Quale dovrebbe essere lo scopo della scuola?
La scuola è efficace, è sé stessa se suscita nei giovani una simpatia profonda per il reale, se facilita lo sviluppo di un uso pieno della ragione e della libertà, del gusto per la verità e la bellezza delle cose, fino al loro significato ultimo. E questo non facendo discorsi aggiuntivi, ma attraverso le discipline: infatti insegnando qualunque materia particolare, indichiamo implicitamente un punto di vista su tutta la realtà. Diceva don Julián Carrón: «Educare alla ragione vuol dire educare a un rapporto così vero con la realtà che mi impedisca di bloccare la dinamica verso la totalità». La ragione è esigente: non si accontenta di risposte parziali, reclama una risposta esauriente. La domanda particolare, la curiosità particolare non nasce in modo chiaro e proporzionato se non c’è questo allenamento all’uso della propria umanità intera.

Qual è la differenza tra lo scopo di una scuola statale e di una paritaria, ad esempio di una scuola cattolica?

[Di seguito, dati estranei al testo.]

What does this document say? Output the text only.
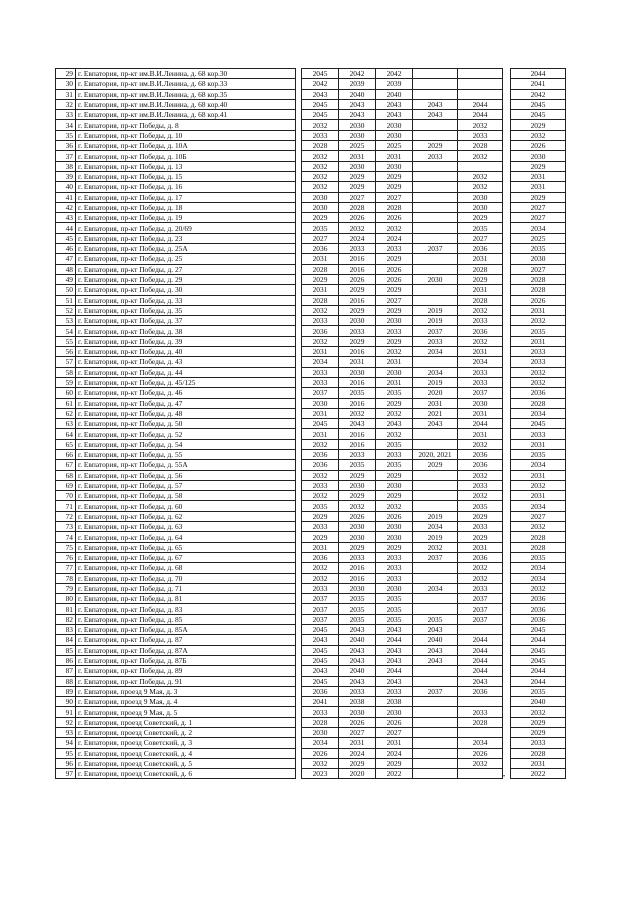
29	г. Евпатория, пр-кт им.В.И.Ленина, д. 68 кор.30		2045	2042	2042				2044
30	г. Евпатория, пр-кт им.В.И.Ленина, д. 68 кор.33		2042	2039	2039				2041
31	г. Евпатория, пр-кт им.В.И.Ленина, д. 68 кор.35		2043	2040	2040				2042
32	г. Евпатория, пр-кт им.В.И.Ленина, д. 68 кор.40		2045	2043	2043	2043	2044		2045
33	г. Евпатория, пр-кт им.В.И.Ленина, д. 68 кор.41		2045	2043	2043	2043	2044		2045
34	г. Евпатория, пр-кт Победы, д. 8		2032	2030	2030		2032		2029
35	г. Евпатория, пр-кт Победы, д. 10		2033	2030	2030		2033		2032
36	г. Евпатория, пр-кт Победы, д. 10А		2028	2025	2025	2029	2028		2026
37	г. Евпатория, пр-кт Победы, д. 10Б		2032	2031	2031	2033	2032		2030
38	г. Евпатория, пр-кт Победы, д. 13		2032	2030	2030				2029
39	г. Евпатория, пр-кт Победы, д. 15		2032	2029	2029		2032		2031
40	г. Евпатория, пр-кт Победы, д. 16		2032	2029	2029		2032		2031
41	г. Евпатория, пр-кт Победы, д. 17		2030	2027	2027		2030		2029
42	г. Евпатория, пр-кт Победы, д. 18		2030	2028	2028		2030		2027
43	г. Евпатория, пр-кт Победы, д. 19		2029	2026	2026		2029		2027
44	г. Евпатория, пр-кт Победы, д. 20/69		2035	2032	2032		2035		2034
45	г. Евпатория, пр-кт Победы, д. 23		2027	2024	2024		2027		2025
46	г. Евпатория, пр-кт Победы, д. 25А		2036	2033	2033	2037	2036		2035
47	г. Евпатория, пр-кт Победы, д. 25		2031	2016	2029		2031		2030
48	г. Евпатория, пр-кт Победы, д. 27		2028	2016	2026		2028		2027
49	г. Евпатория, пр-кт Победы, д. 29		2029	2026	2026	2030	2029		2028
50	г. Евпатория, пр-кт Победы, д. 30		2031	2029	2029		2031		2028
51	г. Евпатория, пр-кт Победы, д. 33		2028	2016	2027		2028		2026
52	г. Евпатория, пр-кт Победы, д. 35		2032	2029	2029	2019	2032		2031
53	г. Евпатория, пр-кт Победы, д. 37		2033	2030	2030	2019	2033		2032
54	г. Евпатория, пр-кт Победы, д. 38		2036	2033	2033	2037	2036		2035
55	г. Евпатория, пр-кт Победы, д. 39		2032	2029	2029	2033	2032		2031
56	г. Евпатория, пр-кт Победы, д. 40		2031	2016	2032	2034	2031		2033
57	г. Евпатория, пр-кт Победы, д. 43		2034	2031	2031		2034		2033
58	г. Евпатория, пр-кт Победы, д. 44		2033	2030	2030	2034	2033		2032
59	г. Евпатория, пр-кт Победы, д. 45/125		2033	2016	2031	2019	2033		2032
60	г. Евпатория, пр-кт Победы, д. 46		2037	2035	2035	2020	2037		2036
61	г. Евпатория, пр-кт Победы, д. 47		2030	2016	2029	2031	2030		2028
62	г. Евпатория, пр-кт Победы, д. 48		2031	2032	2032	2021	2031		2034
63	г. Евпатория, пр-кт Победы, д. 50		2045	2043	2043	2043	2044		2045
64	г. Евпатория, пр-кт Победы, д. 52		2031	2016	2032		2031		2033
65	г. Евпатория, пр-кт Победы, д. 54		2032	2016	2035		2032		2031
66	г. Евпатория, пр-кт Победы, д. 55		2036	2033	2033	2020, 2021	2036		2035
67	г. Евпатория, пр-кт Победы, д. 55А		2036	2035	2035	2029	2036		2034
68	г. Евпатория, пр-кт Победы, д. 56		2032	2029	2029		2032		2031
69	г. Евпатория, пр-кт Победы, д. 57		2033	2030	2030		2033		2032
70	г. Евпатория, пр-кт Победы, д. 58		2032	2029	2029		2032		2031
71	г. Евпатория, пр-кт Победы, д. 60		2035	2032	2032		2035		2034
72	г. Евпатория, пр-кт Победы, д. 62		2029	2026	2026	2019	2029		2027
73	г. Евпатория, пр-кт Победы, д. 63		2033	2030	2030	2034	2033		2032
74	г. Евпатория, пр-кт Победы, д. 64		2029	2030	2030	2019	2029		2028
75	г. Евпатория, пр-кт Победы, д. 65		2031	2029	2029	2032	2031		2028
76	г. Евпатория, пр-кт Победы, д. 67		2036	2033	2033	2037	2036		2035
77	г. Евпатория, пр-кт Победы, д. 68		2032	2016	2033		2032		2034
78	г. Евпатория, пр-кт Победы, д. 70		2032	2016	2033		2032		2034
79	г. Евпатория, пр-кт Победы, д. 71		2033	2030	2030	2034	2033		2032
80	г. Евпатория, пр-кт Победы, д. 81		2037	2035	2035		2037		2036
81	г. Евпатория, пр-кт Победы, д. 83		2037	2035	2035		2037		2036
82	г. Евпатория, пр-кт Победы, д. 85		2037	2035	2035	2035	2037		2036
83	г. Евпатория, пр-кт Победы, д. 85А		2045	2043	2043	2043			2045
84	г. Евпатория, пр-кт Победы, д. 87		2043	2040	2044	2040	2044		2044
85	г. Евпатория, пр-кт Победы, д. 87А		2045	2043	2043	2043	2044		2045
86	г. Евпатория, пр-кт Победы, д. 87Б		2045	2043	2043	2043	2044		2045
87	г. Евпатория, пр-кт Победы, д. 89		2043	2040	2044		2044		2044
88	г. Евпатория, пр-кт Победы, д. 91		2045	2043	2043		2043		2044
89	г. Евпатория, проезд 9 Мая, д. 3		2036	2033	2033	2037	2036		2035
90	г. Евпатория, проезд 9 Мая, д. 4		2041	2038	2038				2040
91	г. Евпатория, проезд 9 Мая, д. 5		2033	2030	2030		2033		2032
92	г. Евпатория, проезд Советский, д. 1		2028	2026	2026		2028		2029
93	г. Евпатория, проезд Советский, д. 2		2030	2027	2027				2029
94	г. Евпатория, проезд Советский, д. 3		2034	2031	2031		2034		2033
95	г. Евпатория, проезд Советский, д. 4		2026	2024	2024		2026		2028
96	г. Евпатория, проезд Советский, д. 5		2032	2029	2029		2032		2031
97	г. Евпатория, проезд Советский, д. 6		2023	2020	2022				2022
•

Che una scuola sia statale o paritaria lo scopo dovrebbe essere lo stesso: educare la ragione e la libertà dei giovani. Una scuola cattolica, in particolare, non ha il compito introdurre surrettiziamente una certa ideologia cristiana, ma di offrire la propria ipotesi educativa alla libertà dei giovani. Casomai la sfida sarà quella di domandarsi: ma un’esperienza cristiana vissuta autenticamente e criticamente è in grado, oppure no, di facilitare l’educazione del soggetto, della persona? E su questo dobbiamo sottoporci a verifica, non è scontato. Da fisico sperimentale sono abituato a paragonarmi con l’evidenza, con i dati che la realtà pone. Occorre essere umili di fronte al dato, essere disposti a correggersi, a trovare il modo di essere più adeguati, o meno inadeguati, al compito che abbiamo. È vero o non è vero che una certa scuola è in grado di generare un soggetto libero e consapevole, all’altezza delle sfide a cui è chiamato? Allo stesso modo, chi ci governa dovrebbe porsi seriamente la domanda: queste esperienze educative sono, oppure no, un valore aggiunto per la società? E se lo sono, vogliamo soffocarle o permettere loro di esistere?.